Fortunately, the Bay Area is not L.A.
Plenty of people and groups have worked to limit where new malls and housing occurs. In Brentwood in Contra Costa County, a majority of the people didn’t want to lose the surrounding orchards to more houses. With a little help, they realized farmland is vital for their economy and the region. Two years ago, they voted down an attempt to expand the urban limit line, a simple rule passed by residents that determines where development should or shouldn’t happen. As in, let’s build within our city limits and not where we grow the food we need to eat.

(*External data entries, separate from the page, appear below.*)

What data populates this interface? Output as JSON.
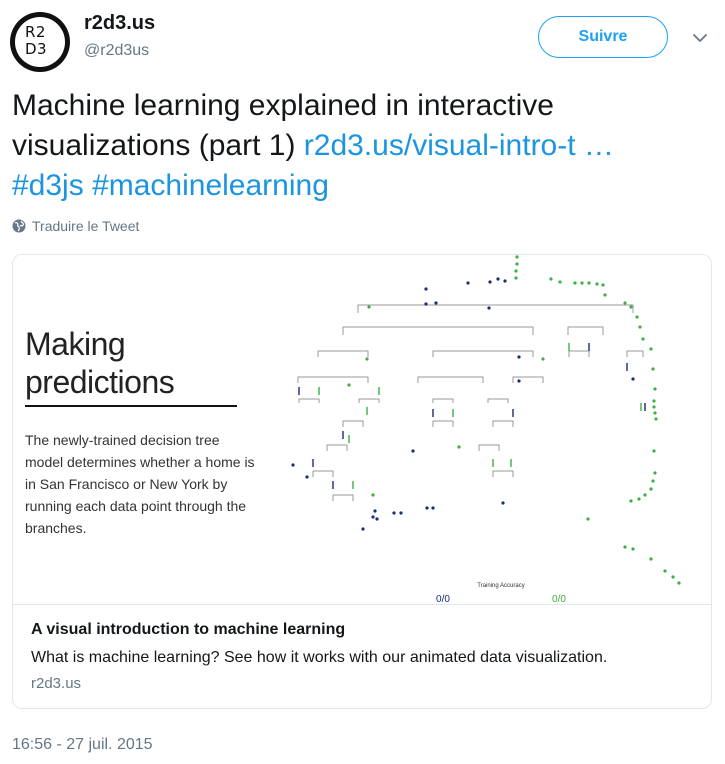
{
  "author": {
    "avatar_text_line1": "R2",
    "avatar_text_line2": "D3",
    "name": "r2d3.us",
    "handle": "@r2d3us"
  },
  "follow_label": "Suivre",
  "tweet": {
    "text": "Machine learning explained in interactive visualizations (part 1) ",
    "link": "r2d3.us/visual-intro-t …",
    "hashtag_1": "#d3js",
    "hashtag_2": "#machinelearning"
  },
  "translate_label": "Traduire le Tweet",
  "card": {
    "image": {
      "title_line1": "Making",
      "title_line2": "predictions",
      "description": "The newly-trained decision tree model determines whether a home is in San Francisco or New York by running each data point through the branches.",
      "accuracy_label": "Training Accuracy",
      "score_left": "0/0",
      "score_right": "0/0"
    },
    "title": "A visual introduction to machine learning",
    "description": "What is machine learning? See how it works with our animated data visualization.",
    "domain": "r2d3.us"
  },
  "timestamp": "16:56 - 27 juil. 2015",
  "colors": {
    "link": "#1b95e0",
    "ny_blue": "#1a2b7a",
    "sf_green": "#3cb043"
  }
}
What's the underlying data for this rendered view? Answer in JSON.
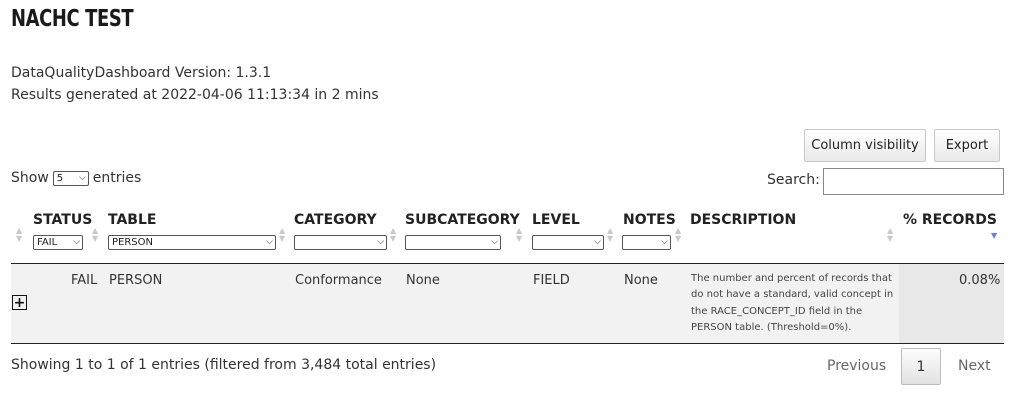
{
  "page": {
    "title": "NACHC TEST",
    "version_line": "DataQualityDashboard Version: 1.3.1",
    "generated_line": "Results generated at 2022-04-06 11:13:34 in 2 mins"
  },
  "toolbar": {
    "column_visibility_label": "Column visibility",
    "export_label": "Export"
  },
  "length": {
    "show_label": "Show",
    "value": "5",
    "entries_label": "entries"
  },
  "search": {
    "label": "Search:",
    "value": ""
  },
  "columns": {
    "status": "STATUS",
    "table": "TABLE",
    "category": "CATEGORY",
    "subcategory": "SUBCATEGORY",
    "level": "LEVEL",
    "notes": "NOTES",
    "description": "DESCRIPTION",
    "records": "% RECORDS"
  },
  "filters": {
    "status": "FAIL",
    "table": "PERSON",
    "category": "",
    "subcategory": "",
    "level": "",
    "notes": ""
  },
  "rows": [
    {
      "status": "FAIL",
      "table": "PERSON",
      "category": "Conformance",
      "subcategory": "None",
      "level": "FIELD",
      "notes": "None",
      "description": "The number and percent of records that do not have a standard, valid concept in the RACE_CONCEPT_ID field in the PERSON table. (Threshold=0%).",
      "records": "0.08%"
    }
  ],
  "footer": {
    "info": "Showing 1 to 1 of 1 entries (filtered from 3,484 total entries)",
    "previous_label": "Previous",
    "current_page": "1",
    "next_label": "Next"
  },
  "colors": {
    "header_line": "#222222",
    "row_background": "#f2f2f2",
    "sorted_column": "#e8e8e8",
    "sort_active": "#6a7fd0"
  }
}
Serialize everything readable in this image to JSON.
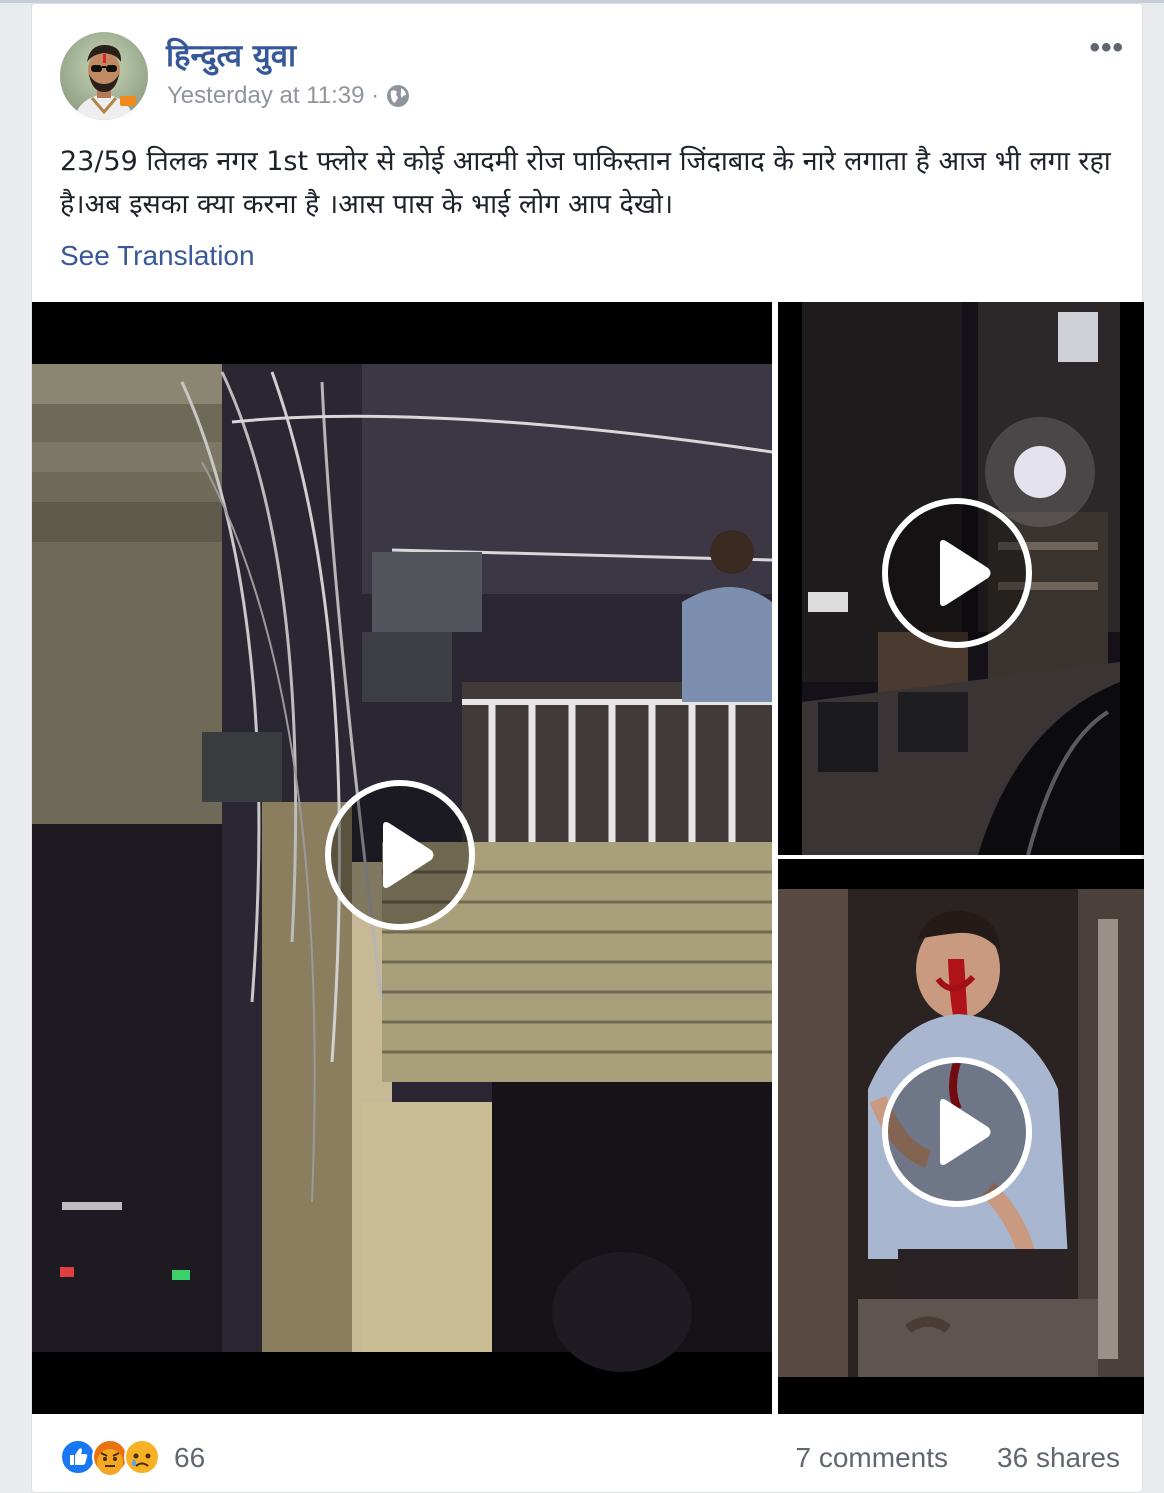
{
  "post": {
    "author": "हिन्दुत्व युवा",
    "time": "Yesterday at 11:39 ·",
    "body": "23/59 तिलक नगर 1st फ्लोर से कोई आदमी रोज पाकिस्तान जिंदाबाद के नारे लगाता है आज भी लगा रहा है।अब इसका क्या करना है  ।आस पास के भाई लोग आप देखो।",
    "see_translation": "See Translation",
    "more_label": "•••"
  },
  "media": {
    "videos": [
      {
        "name": "night balcony with electric wires",
        "icon": "play-icon"
      },
      {
        "name": "night street with lamp",
        "icon": "play-icon"
      },
      {
        "name": "injured man in doorway",
        "icon": "play-icon"
      }
    ]
  },
  "footer": {
    "reactions": [
      "like-icon",
      "angry-icon",
      "sad-icon"
    ],
    "reaction_count": "66",
    "comments": "7 comments",
    "shares": "36 shares"
  },
  "colors": {
    "link": "#385898",
    "name": "#365899",
    "muted": "#90949c",
    "like": "#1877f2",
    "angry": "#e9710f",
    "sad": "#f7b125"
  }
}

Land is protected from sprawl in two ways: first, (as most people know) conservation groups can preserve land by either buying it outright or buying the rights to develop it. Of the Bay Area’s 4.5 million acres, 1.1 million are permanently preserved this way. This method takes a lot of money, however, which lately has been is short supply.
But twice that amount of Bay Area land — 2.2 million acres — is protected in a second way that just takes our willpower. Growth management measures, such as urban growth boundaries and hillside protection ordinances that limit where building happens, are rules passed by elected officials and voters. In the last six years, key growth management measures were adopted or renewed throughout Napa, Solano, Sonoma and Contra Costa counties, which saves land for future generations.
Unfortunately, those rules require vigilance so that they aren’t broken. More than 322,000 acres are at risk of sprawl development in the next thirty years — including more than 47,000 acres of Contra Costa County. The Tassajara Valley near San Ramon faces continual development pressure; currently, a developer is proposing a 187-unit subdivision called “New Farm,” which is anything but.
Those lands at risk — over twelve times the size of San Francisco — deserve protection, and all of the region’s open spaces need stewardship and investment to thrive. You can check out where the hot spots are on the Greenbelt Mapper, a new resource that shows where land is zoned for development, where growth management measures are in place, and the many benefits of open space.
Pressure to develop in the wrong places remains. Without investment and defense against development threats, the Bay Area’s landscapes will be diminished. And no one wants to see sound walls threading through our corn fields as far as the eye can see.